Unipolar Resistance Switching in Amorphous High-k dielectrics Based on Correlated Barrier Hopping Theory

TL;DR

This paper introduces a nonvolatile resistive memory based on amorphous LaLuO3, utilizing correlated barrier hopping theory to explain unipolar switching, with nanoscale vacancy migration enabling ultrafast programming and predictable operation voltages.

Contribution

It presents a novel resistive switching mechanism in amorphous LaLuO3 based on correlated barrier hopping theory, with insights into vacancy migration and practical operation voltage control.

Findings

Ultrafast switching speed of 6 ns achieved.

Nanoscale vacancy migration distances demonstrated.
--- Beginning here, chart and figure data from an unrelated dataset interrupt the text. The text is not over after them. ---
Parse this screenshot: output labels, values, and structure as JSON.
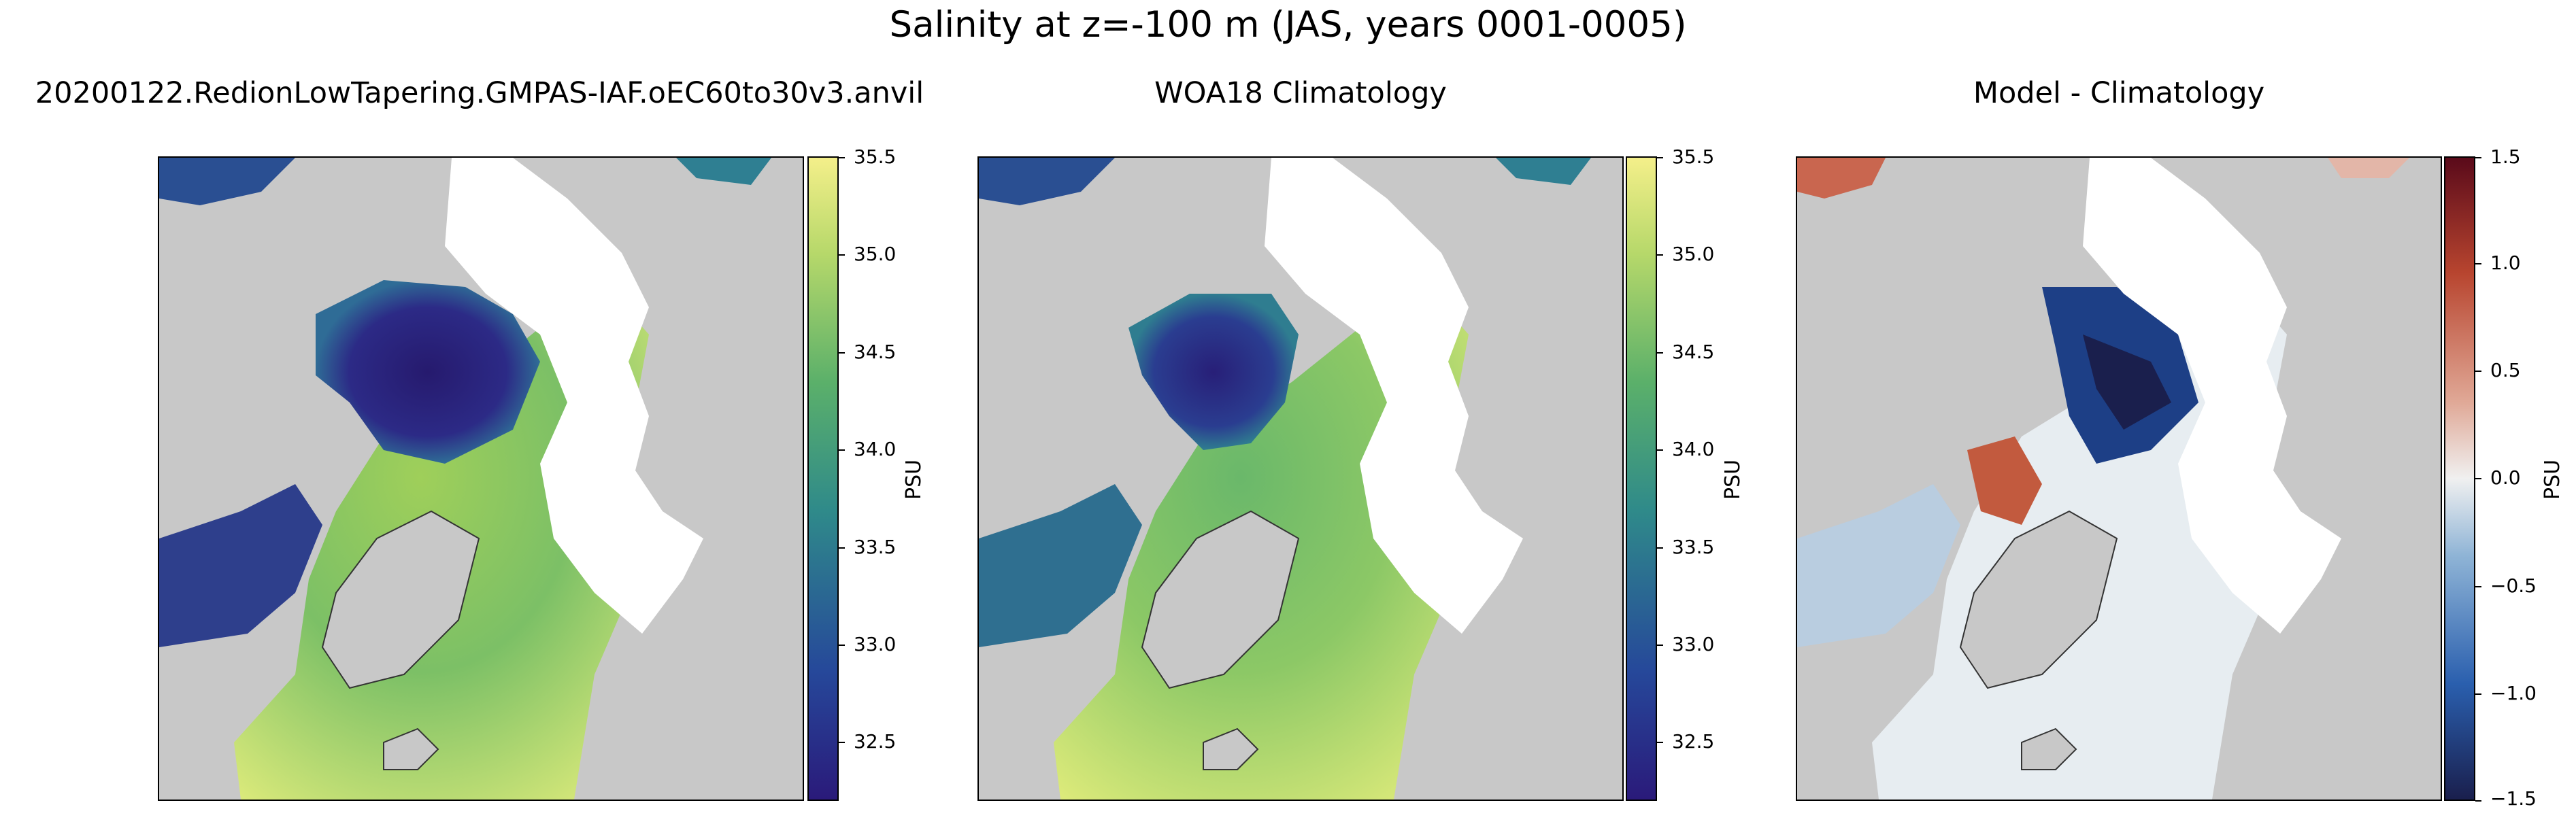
{
  "figure": {
    "title": "Salinity at z=-100 m (JAS, years 0001-0005)"
  },
  "panels": [
    {
      "title": "20200122.RedionLowTapering.GMPAS-IAF.oEC60to30v3.anvil",
      "colormap": "haline",
      "colorbar": {
        "label": "PSU",
        "min": 32.2,
        "max": 35.5,
        "ticks": [
          "32.5",
          "33.0",
          "33.5",
          "34.0",
          "34.5",
          "35.0",
          "35.5"
        ]
      }
    },
    {
      "title": "WOA18 Climatology",
      "colormap": "haline",
      "colorbar": {
        "label": "PSU",
        "min": 32.2,
        "max": 35.5,
        "ticks": [
          "32.5",
          "33.0",
          "33.5",
          "34.0",
          "34.5",
          "35.0",
          "35.5"
        ]
      }
    },
    {
      "title": "Model - Climatology",
      "colormap": "diverging-balance",
      "colorbar": {
        "label": "PSU",
        "min": -1.5,
        "max": 1.5,
        "ticks": [
          "−1.5",
          "−1.0",
          "−0.5",
          "0.0",
          "0.5",
          "1.0",
          "1.5"
        ]
      }
    }
  ],
  "colors": {
    "land": "#c8c8c8",
    "no_data": "#ffffff",
    "haline_low": "#2a1a7a",
    "haline_mid": "#2f8a8a",
    "haline_high": "#f4ef8a",
    "diverging_low": "#1a1f4d",
    "diverging_mid": "#f0f0f0",
    "diverging_high": "#5a0a1a"
  }
}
Operation voltages made predictable for practical use.

Abstract

We have proposed a kind of nonvolatile resistive switching memory based on amorphous LaLuO3, which has already been established as a promising candidate of high-k gate dielectric employed in transistors. Well-developed unipolar switching behaviors in amorphous LaLuO3 make it suited for not only logic but memory applications using the conventional semiconductor or the emerging nano/CMOS architectures. The conduction transition between high- and low- resistance states is attributed to the change in the separation between oxygen vacancy sites in the light of the correlated barrier hopping theory. The mean migration distances of vacancies responsible for the resistive switching are demonstrated in nanoscale, which could account for the ultrafast programming speed of 6 ns. The origin of the distributions in switching parameters in oxides can be well understood according to the switching principle. Furthermore, an approach has also been developed to make the operation voltages predictable for the practical applications of resistive memories.